I do not know how to log on to the administration pages of the router and when i unplug the modem is still blinks on the power part of the modem. here is the info for when i have the connection with the modem.(internet doesnt work with the modem)

Microsoft Windows XP [Version 5.1.2600]
(C) Copyright 1985-2001 Microsoft Corp.
C:\Documents and Settings\MARY FFITCH>ipconfig/all
Windows IP Configuration
Host Name . . . . . . . . . . . . : DCPF4J71
Primary Dns Suffix . . . . . . . :
Node Type . . . . . . . . . . . . : Mixed
IP Routing Enabled. . . . . . . . : No
WINS Proxy Enabled. . . . . . . . : No
DNS Suffix Search List. . . . . . : hsd1.wa.comcast.net.
Ethernet adapter Local Area Connection:
Connection-specific DNS Suffix . : hsd1.wa.comcast.net.
Description . . . . . . . . . . . : Intel(R) PRO/100 VE Network Connecti
on
Physical Address. . . . . . . . . : 00-13-20-0A-E9-C2
Dhcp Enabled. . . . . . . . . . . : Yes
Autoconfiguration Enabled . . . . : Yes
IP Address. . . . . . . . . . . . : 71.237.187.81
Subnet Mask . . . . . . . . . . . : 255.255.252.0
Default Gateway . . . . . . . . . : 71.237.184.1
DHCP Server . . . . . . . . . . . : 68.87.69.13
DNS Servers . . . . . . . . . . . : 68.87.69.150
68.87.85.102
Lease Obtained. . . . . . . . . . : Saturday, November 20, 2010 9:25:27
AM
Lease Expires . . . . . . . . . . : Monday, November 22, 2010 3:39:01 PM

C:\Documents and Settings\MARY FFITCH>


----------



## cwwozniak (Nov 29, 2005)

mike_needs_help said:


> here is the info for when i have the connection with the modem.(internet doesnt work with the modem)


All of the information IPCONFIG /ALL report looks like you should have a working connection to the Internet through the modem and I am not sure why you can not get a working connection.

Do you get any kind of error report if you try to visit a web site like www.google.com with any web browser? Also, go into the DOS Command Screen and try this command: *TRACERT www.google.com* . If you get an error message, then try *TRACERT 209.85.225.99* (The IP address for www.google.com)



mike_needs_help said:


> I do not know how to log on to the administration pages of the router


The user/owner manual for the router should give you the information for the default IP address, user name (usually something like *admin*) and password (might be leave blank). If the default address does not work, run the basic IPCONFIG command and note the Gateway IP address. Then try an http:// connection to that address. If you still have problems let us know the exact model number and any version number of your router.



mike_needs_help said:


> when i unplug the modem is still blinks on the power part of the modem.

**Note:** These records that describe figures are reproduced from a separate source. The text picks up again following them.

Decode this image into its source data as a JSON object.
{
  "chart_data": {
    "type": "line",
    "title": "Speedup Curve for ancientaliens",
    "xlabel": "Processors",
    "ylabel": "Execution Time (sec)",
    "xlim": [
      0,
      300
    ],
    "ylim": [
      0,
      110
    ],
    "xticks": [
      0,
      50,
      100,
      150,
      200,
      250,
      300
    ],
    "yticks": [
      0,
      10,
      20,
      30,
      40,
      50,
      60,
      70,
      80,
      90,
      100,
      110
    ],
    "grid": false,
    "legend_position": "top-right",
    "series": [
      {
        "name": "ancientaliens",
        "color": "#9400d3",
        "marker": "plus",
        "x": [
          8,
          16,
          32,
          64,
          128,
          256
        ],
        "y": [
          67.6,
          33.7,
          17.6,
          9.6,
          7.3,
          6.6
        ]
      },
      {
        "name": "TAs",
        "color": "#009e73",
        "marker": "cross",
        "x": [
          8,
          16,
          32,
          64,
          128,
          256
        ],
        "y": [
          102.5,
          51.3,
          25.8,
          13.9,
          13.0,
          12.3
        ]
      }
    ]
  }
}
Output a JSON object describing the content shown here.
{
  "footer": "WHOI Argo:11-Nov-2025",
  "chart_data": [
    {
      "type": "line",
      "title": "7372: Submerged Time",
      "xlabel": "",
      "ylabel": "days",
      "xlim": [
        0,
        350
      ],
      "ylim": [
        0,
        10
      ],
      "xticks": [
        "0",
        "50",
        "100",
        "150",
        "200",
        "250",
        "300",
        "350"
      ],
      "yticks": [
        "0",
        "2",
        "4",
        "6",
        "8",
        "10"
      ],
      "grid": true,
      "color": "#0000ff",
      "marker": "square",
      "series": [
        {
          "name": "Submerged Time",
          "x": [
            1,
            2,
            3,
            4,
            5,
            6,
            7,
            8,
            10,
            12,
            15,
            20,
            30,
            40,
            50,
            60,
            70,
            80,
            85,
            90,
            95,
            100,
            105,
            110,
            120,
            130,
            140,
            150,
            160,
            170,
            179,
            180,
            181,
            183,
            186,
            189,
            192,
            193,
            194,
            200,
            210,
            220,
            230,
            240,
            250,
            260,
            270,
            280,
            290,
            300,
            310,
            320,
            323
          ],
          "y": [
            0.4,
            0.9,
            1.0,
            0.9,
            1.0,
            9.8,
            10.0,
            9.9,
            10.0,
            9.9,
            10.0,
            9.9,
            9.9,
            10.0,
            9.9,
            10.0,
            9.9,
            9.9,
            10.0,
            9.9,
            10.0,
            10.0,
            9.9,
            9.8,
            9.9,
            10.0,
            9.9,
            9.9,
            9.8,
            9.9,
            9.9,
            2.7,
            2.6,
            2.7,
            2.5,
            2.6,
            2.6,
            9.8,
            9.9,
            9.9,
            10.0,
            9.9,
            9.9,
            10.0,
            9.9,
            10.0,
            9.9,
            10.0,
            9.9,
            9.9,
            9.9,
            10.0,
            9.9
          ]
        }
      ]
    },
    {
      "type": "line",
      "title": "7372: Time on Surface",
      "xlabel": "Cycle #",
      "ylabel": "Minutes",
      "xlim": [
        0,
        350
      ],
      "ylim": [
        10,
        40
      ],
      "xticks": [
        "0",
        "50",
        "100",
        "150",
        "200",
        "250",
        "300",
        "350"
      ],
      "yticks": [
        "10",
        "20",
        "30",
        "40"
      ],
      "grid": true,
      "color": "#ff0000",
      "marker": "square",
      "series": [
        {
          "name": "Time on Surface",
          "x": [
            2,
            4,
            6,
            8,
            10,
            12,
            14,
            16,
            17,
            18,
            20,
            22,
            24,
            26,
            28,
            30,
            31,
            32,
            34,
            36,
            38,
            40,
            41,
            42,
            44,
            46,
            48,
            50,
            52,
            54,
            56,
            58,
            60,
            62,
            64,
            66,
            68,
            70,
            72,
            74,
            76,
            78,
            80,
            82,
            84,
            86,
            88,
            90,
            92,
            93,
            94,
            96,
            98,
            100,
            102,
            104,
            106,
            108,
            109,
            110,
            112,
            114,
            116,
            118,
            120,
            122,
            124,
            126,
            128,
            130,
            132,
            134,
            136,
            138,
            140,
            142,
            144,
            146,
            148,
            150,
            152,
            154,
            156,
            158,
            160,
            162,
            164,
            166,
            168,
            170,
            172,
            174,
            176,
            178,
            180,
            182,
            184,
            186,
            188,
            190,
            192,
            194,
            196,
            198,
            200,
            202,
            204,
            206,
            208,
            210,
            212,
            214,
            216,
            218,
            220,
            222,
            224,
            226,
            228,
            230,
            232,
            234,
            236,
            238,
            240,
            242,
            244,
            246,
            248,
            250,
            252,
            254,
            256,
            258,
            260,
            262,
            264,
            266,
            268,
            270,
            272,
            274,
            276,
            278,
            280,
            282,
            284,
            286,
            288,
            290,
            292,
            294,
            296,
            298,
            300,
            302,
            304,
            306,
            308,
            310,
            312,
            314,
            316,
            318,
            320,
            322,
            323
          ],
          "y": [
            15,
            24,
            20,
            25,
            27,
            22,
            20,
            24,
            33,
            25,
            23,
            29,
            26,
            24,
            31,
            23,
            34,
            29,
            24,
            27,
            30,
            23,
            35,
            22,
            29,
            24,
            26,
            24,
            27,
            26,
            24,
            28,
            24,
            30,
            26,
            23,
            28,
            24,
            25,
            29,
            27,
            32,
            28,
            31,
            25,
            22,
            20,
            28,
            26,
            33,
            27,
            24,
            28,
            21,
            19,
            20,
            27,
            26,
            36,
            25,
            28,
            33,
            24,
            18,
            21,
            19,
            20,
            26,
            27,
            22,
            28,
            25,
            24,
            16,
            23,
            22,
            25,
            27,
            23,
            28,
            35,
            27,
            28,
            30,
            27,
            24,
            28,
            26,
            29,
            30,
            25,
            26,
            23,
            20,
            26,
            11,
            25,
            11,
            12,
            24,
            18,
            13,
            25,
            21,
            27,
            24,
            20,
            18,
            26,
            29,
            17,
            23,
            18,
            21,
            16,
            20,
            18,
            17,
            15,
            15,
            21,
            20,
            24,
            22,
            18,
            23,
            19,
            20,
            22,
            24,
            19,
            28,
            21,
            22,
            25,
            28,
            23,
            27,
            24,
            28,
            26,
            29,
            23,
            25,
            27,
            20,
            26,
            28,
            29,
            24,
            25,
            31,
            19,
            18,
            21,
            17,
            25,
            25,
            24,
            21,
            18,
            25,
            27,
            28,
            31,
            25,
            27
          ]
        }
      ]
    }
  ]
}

What is the exact model number of the modem?


----------



## mike_needs_help (Nov 15, 2010)

Alright logged on to the router finally and made some adjustments and got it working. Thanks for all the help.:up:


----------



## cwwozniak (Nov 29, 2005)

You're welcome.

Glad to hear you were able to figure out the router settings.


----------